Bike blerg thread

Wild to think his end game was going to be that novelty Kona chopper from years ago. Someone drop him this CL listing:

Kona Hot Rod Bike Chopper bicycle Project - bicycles - by owner - bike sale - craigslist

Omg I want this. I would 100% ride it around town.

2 Likes

fourth or fifth

1 Like

How is the Ti bonded to the sleeve? I assume that’s steel?

the quotes at the end with the employees whining about Patagonia “selling out to mother Earth” make the employees seem pretty stupid. every other company sells out to shareholders.

4 Likes

The word I heard is that they also offered an extremely generous severance package and that the department was bloated to begin with… and that the relocation fits with company sustainability goals. So like….whatever.

2 Likes

Didn’t want to say it last night but yeah that all sounds pretty generous, esp. for customer service work.

much more sustainable to have CX employees working remotely, and baselining national CoL on Reno isn’t realistic if you have required physical operations in other locales

“Unfortunately, a California-based hub would not meet the criteria we set for a sustainable CX model,” Kenna told BI, confirming that the cost of living and other business needs contributed to the decision.
“The reality is that our CX team has been running at 200% to 300% overstaffed for much of this year,” she added. “While we hoped to reach the needed staffing levels through attrition, those numbers were very low, and retention remained high.”

this is a cost and staff reduction measure couched in ‘team culture’

3 Likes

if they’re flying people in multiple times a year for team building and training I’d imagine it’s more sustainable to have them live locally

5 Likes

post can’t be empty

2 Likes

how important is that though?

1 Like

Being able to handle physical samples of products seems pretty important to support them.

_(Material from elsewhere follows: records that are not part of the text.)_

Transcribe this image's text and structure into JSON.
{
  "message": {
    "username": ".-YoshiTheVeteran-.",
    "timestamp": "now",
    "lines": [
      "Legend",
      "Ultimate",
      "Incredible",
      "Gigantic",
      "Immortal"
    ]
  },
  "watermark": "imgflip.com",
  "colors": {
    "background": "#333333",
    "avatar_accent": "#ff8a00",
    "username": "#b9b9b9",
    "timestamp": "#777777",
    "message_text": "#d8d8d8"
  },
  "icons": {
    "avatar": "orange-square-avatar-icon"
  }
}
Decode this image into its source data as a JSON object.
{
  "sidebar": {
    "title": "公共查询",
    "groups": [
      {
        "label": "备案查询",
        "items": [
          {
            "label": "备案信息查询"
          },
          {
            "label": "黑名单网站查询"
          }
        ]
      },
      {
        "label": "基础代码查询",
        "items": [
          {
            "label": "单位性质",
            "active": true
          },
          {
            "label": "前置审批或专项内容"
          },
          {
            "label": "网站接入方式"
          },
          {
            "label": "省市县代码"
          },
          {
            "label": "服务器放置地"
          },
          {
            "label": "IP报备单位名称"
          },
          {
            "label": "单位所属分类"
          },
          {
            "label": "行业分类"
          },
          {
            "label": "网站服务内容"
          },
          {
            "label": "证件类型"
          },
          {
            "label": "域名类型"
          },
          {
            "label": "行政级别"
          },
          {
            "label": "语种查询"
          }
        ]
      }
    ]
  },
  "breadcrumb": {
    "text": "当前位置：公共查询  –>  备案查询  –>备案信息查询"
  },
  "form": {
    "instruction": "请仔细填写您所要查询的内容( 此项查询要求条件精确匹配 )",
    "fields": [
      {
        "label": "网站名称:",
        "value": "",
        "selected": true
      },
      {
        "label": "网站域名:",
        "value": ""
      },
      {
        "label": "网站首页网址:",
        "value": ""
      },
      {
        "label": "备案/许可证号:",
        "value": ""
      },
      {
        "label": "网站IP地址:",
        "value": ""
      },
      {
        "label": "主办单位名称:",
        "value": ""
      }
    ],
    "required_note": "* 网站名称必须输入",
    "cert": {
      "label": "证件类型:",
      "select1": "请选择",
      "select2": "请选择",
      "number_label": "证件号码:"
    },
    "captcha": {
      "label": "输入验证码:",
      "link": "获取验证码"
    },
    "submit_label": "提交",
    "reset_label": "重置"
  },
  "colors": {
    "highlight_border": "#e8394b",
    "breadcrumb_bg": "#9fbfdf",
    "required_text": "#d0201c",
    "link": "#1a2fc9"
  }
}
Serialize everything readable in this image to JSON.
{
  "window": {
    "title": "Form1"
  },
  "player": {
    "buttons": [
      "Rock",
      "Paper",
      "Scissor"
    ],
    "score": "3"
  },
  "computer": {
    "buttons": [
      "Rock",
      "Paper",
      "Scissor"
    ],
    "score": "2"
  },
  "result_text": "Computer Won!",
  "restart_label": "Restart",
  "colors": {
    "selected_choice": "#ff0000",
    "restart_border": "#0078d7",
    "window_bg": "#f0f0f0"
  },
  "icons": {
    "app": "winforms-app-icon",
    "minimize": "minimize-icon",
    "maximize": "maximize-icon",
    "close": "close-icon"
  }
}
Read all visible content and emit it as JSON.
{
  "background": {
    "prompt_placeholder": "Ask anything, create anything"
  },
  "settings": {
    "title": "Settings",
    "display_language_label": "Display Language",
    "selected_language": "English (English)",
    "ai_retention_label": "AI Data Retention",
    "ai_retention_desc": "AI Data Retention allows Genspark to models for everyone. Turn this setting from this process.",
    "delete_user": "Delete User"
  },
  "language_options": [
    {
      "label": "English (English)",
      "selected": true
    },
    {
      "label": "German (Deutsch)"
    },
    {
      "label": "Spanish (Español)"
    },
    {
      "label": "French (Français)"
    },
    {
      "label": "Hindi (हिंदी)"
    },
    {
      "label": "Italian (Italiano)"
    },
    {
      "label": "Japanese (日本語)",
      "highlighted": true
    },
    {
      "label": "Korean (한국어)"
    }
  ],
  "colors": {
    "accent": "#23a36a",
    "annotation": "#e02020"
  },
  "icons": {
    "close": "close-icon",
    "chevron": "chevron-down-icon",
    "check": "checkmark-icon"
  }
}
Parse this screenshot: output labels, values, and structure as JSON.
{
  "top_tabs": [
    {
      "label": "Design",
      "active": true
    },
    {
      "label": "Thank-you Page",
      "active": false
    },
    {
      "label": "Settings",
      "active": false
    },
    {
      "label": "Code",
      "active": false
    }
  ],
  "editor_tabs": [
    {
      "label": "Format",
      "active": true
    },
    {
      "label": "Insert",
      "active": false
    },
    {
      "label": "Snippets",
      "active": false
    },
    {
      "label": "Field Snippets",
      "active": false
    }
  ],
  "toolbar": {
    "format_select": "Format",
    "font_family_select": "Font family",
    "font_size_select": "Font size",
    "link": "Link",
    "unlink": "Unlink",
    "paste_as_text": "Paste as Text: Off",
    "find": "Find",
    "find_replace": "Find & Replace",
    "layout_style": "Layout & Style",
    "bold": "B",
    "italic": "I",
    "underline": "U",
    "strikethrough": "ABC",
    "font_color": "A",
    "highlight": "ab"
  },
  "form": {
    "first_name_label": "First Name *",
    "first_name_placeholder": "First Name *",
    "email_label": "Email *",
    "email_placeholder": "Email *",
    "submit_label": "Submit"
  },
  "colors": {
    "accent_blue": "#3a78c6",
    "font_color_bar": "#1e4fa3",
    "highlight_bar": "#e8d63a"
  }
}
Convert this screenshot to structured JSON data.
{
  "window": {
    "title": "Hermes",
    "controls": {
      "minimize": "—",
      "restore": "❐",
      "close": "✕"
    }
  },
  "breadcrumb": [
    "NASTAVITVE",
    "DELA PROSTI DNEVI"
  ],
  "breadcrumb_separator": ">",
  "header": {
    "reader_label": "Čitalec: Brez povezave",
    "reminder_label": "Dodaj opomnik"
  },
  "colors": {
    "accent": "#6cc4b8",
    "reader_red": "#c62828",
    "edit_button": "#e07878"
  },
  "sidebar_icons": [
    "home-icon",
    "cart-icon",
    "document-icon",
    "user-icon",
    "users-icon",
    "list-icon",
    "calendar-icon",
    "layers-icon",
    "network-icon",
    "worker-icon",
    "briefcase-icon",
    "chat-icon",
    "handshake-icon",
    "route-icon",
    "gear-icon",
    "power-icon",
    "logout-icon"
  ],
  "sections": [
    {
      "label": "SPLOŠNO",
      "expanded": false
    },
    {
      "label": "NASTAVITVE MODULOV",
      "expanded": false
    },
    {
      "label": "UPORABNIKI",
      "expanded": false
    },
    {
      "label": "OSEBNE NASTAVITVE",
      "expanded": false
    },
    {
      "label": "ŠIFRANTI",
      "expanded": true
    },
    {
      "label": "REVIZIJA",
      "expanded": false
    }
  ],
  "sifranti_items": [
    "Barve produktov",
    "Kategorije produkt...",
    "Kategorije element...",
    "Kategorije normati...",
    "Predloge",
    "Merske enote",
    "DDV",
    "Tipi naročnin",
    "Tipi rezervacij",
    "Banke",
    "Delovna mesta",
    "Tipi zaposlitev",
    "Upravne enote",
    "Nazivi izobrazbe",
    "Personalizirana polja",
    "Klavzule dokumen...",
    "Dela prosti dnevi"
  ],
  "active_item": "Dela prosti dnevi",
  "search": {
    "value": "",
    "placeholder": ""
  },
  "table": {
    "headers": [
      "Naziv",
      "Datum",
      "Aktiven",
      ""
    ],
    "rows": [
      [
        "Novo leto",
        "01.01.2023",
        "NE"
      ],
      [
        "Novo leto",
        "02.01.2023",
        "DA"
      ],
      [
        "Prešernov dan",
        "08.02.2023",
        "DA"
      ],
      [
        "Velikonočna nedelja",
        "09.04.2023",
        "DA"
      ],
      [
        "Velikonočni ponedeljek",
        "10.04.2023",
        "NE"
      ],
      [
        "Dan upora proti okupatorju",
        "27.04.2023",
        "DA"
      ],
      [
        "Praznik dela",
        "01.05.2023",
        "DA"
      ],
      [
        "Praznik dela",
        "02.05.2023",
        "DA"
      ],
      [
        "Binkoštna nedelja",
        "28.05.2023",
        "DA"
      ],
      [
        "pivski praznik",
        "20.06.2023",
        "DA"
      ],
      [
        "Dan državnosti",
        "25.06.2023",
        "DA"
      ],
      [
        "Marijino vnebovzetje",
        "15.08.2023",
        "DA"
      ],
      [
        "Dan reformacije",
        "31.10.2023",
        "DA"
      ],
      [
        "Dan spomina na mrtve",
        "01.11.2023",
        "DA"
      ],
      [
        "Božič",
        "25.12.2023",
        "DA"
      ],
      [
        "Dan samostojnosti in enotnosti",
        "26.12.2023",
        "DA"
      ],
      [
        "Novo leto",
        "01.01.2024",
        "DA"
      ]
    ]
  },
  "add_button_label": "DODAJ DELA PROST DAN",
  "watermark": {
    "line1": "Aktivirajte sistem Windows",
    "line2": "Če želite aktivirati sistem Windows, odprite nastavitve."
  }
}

A friend used to work at P$ Reno so I’ll probably get more gossip.

I’m no expert but major distribution retail seems impossible to be sustainable. Having a few corporate owned stores and a few distribution warehouses for online is the way. This is a doomer tangent/rant and I apologize for it.

Last week I walked into a dicks sporting goods, a public lands, and a cabelas. They’re massive stores and were empty of customers, maybe a dozen customers total. Each store had an entire wall full of yetis in every color imaginable, and the former two also had an entire corner dedicated to stanleys. Maybe I’m out of touch but no one is buying these things! And then what happens to the unsold merchandise when v2 comes out?

Same with the shelves of patagonia clothing. Retail’s glut problem is driven by a need to demonstrate consumer choice–creating emissions and landfill waste. Someone here said it best: “imagine everything you see at a walmart ending up in a landfill in just a few years”. Plus we’re all complicit because if you don’t hold index ETF funds and enable this lunacy you literally can’t retire.

Anyway retail seems pretty messed up these days

1 Like

This Fresh Air episode is relevant to this conversation about stupid retail.

2 Likes

Patagonia’s in store experience is pretty important to their brand, having stores in relevant locations to outdoor recreation with knowledgeable staff and sufficient inventory. they don’t carry everything in store but most of the items someone might stop in for in that place— thinking about how the selection differs in the Hawaii stores va the Portland store for example. you can’t move those people but you can move the back of house functions like distribution, returns, and repairs to cheaper places than Ventura, especially since the head office reportedly still has an onsite policy and amenities like daycare to accommodate. cx teams however are fully remote at many similar companies

Clothing is hard too because if you don’t let people try items on it’ll be even more wasteful with returns.

Agreed this is cost-cutting measure in disguise. With the state of retail they likely needed to do something

1 Like

Most of the huge players are buying stuff at a significant discount because the product life cycle is in play. From what my friend at REI said the vast majority of their inventory is essentially purchased at closeout pricing from the vendors. I would be shock to hear that Cabelas and the rest are not doing the same.

Buy well below “wholesale”
Sell xx% at MSRP
Sell xx% at Closeout
Turn a profit.

This also ties in to places like Cabelas and Rei being “destination” shopping experiences so the vast majority of customers that walk in the door are there to spend money. Back in 2015 the average non-member REI purchase was $100. Average member purchase was more than that. That stacks up pretty quick when the foot traffic is flowing. I don’t think I have ever walked into the REI near me and NOT seen at least three dozen customer milling around.

These third party retailers that are starting to pop up to sell off returns from Amazon and others are even more wild. We have one coming into Richmond shortly.

The tiered wholesale structure is wild.

3 Likes

Oh no we didn’t make people hate their jobs enough

5 Likes

“The severance package was generous, the worker said, but it was sad to see a company they had believed in “fall to the Walmart level.””

Yeah, Walmart, famous for their generous severance packages for low-level customer facing employees. Spoken like someone who has never actually worked for a genuinely exploitative retail business.